Assignment 5: Data management/code best practices
Due by 5:00 PM on Tuesday, October 13, 2020
To do yourself
Read the vignette for DataExplorer R package, to know what it is capable of
Read the vignette for doParaller R package, go through code examples there
To submit on Blackboard
Question One
Spreadsheets, Summarization, and Naming Conventions
Part A
- Create an Excel spreadsheet with 4 columns and 10 rows, following proper spreadsheet conventions discussed in class.
- Let the first column be an ID number.
- Let the second column be a set of integers between 20 and 30, denoting the number of teeth someone has.
- Let the third column be a set of real numbers between 1.0 and 4.0, denoting GPA in school.
- Let the fourth column be a mix of “H” and “T” character values, denoting the tosses of a coin.
- Read it into R. What is the class of this object?
- Create a new object with the same content, but with the class
list
- Address the fourth element of the list object. Address the content of the fourth element
Question Two
Summarizing Quickly
Load the ChickWeight dataset that comes with R. Install the skimr package. Use this package to summarize the dataset in one line of code.

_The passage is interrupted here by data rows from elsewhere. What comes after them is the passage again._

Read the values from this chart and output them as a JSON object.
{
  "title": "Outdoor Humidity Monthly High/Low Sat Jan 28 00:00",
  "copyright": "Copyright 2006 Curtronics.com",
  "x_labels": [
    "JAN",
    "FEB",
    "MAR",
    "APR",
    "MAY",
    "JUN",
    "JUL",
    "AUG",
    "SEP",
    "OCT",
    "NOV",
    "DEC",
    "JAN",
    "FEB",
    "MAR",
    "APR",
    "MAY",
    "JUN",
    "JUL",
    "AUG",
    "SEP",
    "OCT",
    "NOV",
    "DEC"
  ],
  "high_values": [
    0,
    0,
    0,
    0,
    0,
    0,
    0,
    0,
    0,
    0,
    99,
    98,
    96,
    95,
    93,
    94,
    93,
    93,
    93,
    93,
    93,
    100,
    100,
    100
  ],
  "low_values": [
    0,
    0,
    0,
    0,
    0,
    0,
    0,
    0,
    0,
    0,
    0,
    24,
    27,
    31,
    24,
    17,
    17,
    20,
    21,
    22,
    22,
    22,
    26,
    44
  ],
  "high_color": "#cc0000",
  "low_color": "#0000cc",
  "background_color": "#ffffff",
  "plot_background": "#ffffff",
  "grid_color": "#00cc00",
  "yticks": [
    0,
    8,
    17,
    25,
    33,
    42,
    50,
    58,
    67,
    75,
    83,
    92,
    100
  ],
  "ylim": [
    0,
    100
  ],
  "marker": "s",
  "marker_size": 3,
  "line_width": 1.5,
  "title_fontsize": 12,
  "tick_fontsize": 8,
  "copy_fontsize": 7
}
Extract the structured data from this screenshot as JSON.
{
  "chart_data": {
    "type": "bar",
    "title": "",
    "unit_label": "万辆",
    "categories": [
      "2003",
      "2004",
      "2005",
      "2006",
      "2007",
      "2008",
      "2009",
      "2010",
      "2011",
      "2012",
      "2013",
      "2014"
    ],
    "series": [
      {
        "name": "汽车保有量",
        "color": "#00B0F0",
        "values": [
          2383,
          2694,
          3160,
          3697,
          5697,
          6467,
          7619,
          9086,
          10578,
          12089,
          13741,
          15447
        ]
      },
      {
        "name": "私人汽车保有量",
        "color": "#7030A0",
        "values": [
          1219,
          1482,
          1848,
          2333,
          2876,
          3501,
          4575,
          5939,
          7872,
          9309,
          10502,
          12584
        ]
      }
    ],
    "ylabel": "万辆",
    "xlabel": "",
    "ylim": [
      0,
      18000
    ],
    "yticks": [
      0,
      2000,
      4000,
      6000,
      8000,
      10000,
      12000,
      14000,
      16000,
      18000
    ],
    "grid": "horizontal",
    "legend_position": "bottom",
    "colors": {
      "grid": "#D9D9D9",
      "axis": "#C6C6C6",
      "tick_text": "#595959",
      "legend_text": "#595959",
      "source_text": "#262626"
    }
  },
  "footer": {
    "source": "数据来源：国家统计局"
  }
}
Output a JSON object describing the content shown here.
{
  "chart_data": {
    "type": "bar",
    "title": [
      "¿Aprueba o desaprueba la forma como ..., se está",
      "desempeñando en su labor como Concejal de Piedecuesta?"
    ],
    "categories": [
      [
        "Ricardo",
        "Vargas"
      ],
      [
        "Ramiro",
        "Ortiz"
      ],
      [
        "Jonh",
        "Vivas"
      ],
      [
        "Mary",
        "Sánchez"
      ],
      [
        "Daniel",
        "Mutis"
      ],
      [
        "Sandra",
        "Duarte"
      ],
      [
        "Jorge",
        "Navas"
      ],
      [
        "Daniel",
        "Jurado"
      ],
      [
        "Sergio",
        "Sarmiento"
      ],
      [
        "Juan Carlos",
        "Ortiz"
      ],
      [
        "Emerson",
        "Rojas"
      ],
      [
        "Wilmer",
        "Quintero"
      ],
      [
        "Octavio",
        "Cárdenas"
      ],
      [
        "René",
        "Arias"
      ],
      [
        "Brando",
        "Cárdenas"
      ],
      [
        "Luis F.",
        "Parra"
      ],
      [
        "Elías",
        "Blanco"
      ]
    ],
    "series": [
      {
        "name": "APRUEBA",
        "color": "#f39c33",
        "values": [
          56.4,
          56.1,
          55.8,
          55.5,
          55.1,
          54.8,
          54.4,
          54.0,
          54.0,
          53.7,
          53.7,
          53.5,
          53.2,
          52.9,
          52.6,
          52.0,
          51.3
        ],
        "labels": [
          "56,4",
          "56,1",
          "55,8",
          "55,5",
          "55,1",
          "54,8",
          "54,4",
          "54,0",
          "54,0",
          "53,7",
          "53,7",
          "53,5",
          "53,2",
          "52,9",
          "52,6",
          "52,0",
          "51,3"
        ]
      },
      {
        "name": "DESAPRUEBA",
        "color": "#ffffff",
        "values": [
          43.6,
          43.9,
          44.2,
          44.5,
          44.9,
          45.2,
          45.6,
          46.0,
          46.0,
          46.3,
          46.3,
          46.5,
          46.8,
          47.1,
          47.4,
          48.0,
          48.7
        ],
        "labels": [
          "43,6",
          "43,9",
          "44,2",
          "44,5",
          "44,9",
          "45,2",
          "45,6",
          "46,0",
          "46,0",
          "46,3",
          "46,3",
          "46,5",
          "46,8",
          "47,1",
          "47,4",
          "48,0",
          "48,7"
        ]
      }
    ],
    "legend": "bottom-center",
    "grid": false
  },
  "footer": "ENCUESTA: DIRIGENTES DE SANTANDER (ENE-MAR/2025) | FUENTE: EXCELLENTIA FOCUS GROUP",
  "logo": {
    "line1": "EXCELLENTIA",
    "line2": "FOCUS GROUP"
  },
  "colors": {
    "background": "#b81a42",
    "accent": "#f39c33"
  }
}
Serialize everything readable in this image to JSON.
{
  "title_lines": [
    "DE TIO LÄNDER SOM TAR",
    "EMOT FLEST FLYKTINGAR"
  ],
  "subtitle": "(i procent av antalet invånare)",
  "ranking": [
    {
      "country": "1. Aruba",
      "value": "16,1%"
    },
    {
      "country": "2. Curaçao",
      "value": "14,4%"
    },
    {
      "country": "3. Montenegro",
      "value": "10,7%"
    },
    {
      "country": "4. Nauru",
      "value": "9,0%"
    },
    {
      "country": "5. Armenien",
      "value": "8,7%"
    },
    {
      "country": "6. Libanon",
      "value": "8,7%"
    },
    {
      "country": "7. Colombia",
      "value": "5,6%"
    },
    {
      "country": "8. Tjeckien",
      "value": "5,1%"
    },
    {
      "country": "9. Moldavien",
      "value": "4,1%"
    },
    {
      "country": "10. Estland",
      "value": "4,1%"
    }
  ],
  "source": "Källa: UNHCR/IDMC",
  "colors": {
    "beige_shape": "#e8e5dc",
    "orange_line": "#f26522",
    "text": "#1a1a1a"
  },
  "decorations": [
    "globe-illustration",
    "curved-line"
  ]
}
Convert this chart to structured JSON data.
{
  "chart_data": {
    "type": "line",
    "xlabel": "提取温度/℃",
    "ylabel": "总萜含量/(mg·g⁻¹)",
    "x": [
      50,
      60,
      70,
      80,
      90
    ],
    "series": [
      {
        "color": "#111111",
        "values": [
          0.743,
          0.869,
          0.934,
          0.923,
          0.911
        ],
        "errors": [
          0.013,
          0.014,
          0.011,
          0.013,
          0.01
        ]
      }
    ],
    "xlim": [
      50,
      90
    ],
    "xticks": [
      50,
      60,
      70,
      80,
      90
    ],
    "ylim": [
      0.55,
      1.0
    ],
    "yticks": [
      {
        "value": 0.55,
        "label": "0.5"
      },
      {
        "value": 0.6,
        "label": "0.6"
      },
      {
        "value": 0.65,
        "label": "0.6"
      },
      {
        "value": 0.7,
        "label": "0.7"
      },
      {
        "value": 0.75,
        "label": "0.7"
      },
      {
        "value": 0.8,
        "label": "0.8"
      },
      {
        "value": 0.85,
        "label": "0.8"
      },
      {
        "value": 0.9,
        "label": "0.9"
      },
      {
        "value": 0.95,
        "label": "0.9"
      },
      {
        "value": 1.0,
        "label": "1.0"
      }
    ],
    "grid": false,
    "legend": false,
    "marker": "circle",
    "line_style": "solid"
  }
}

Explore at least one of the following functions. Compare it with the skimr functionality, which one would you prefer?
- describe, from the Hmisc package
- stat.desc from pastecs
- describe from psych
- descr and dfSummary from summarytools
Question Four
Efficiency and Timing
Make an empty vector of length 10 million. Set a seed for reproducibility. Populate the vector in two ways and compare:
- Use a for loop to enter a randomly-generated Exponential variable with rate parameter 3 in each position in the vector.
- Use a more efficient method, possibly writing a function, to populate the vector with randomly-generated numbers from the same distribution.
- Try parallelization approaches.
Time all methods, and make a conclusion.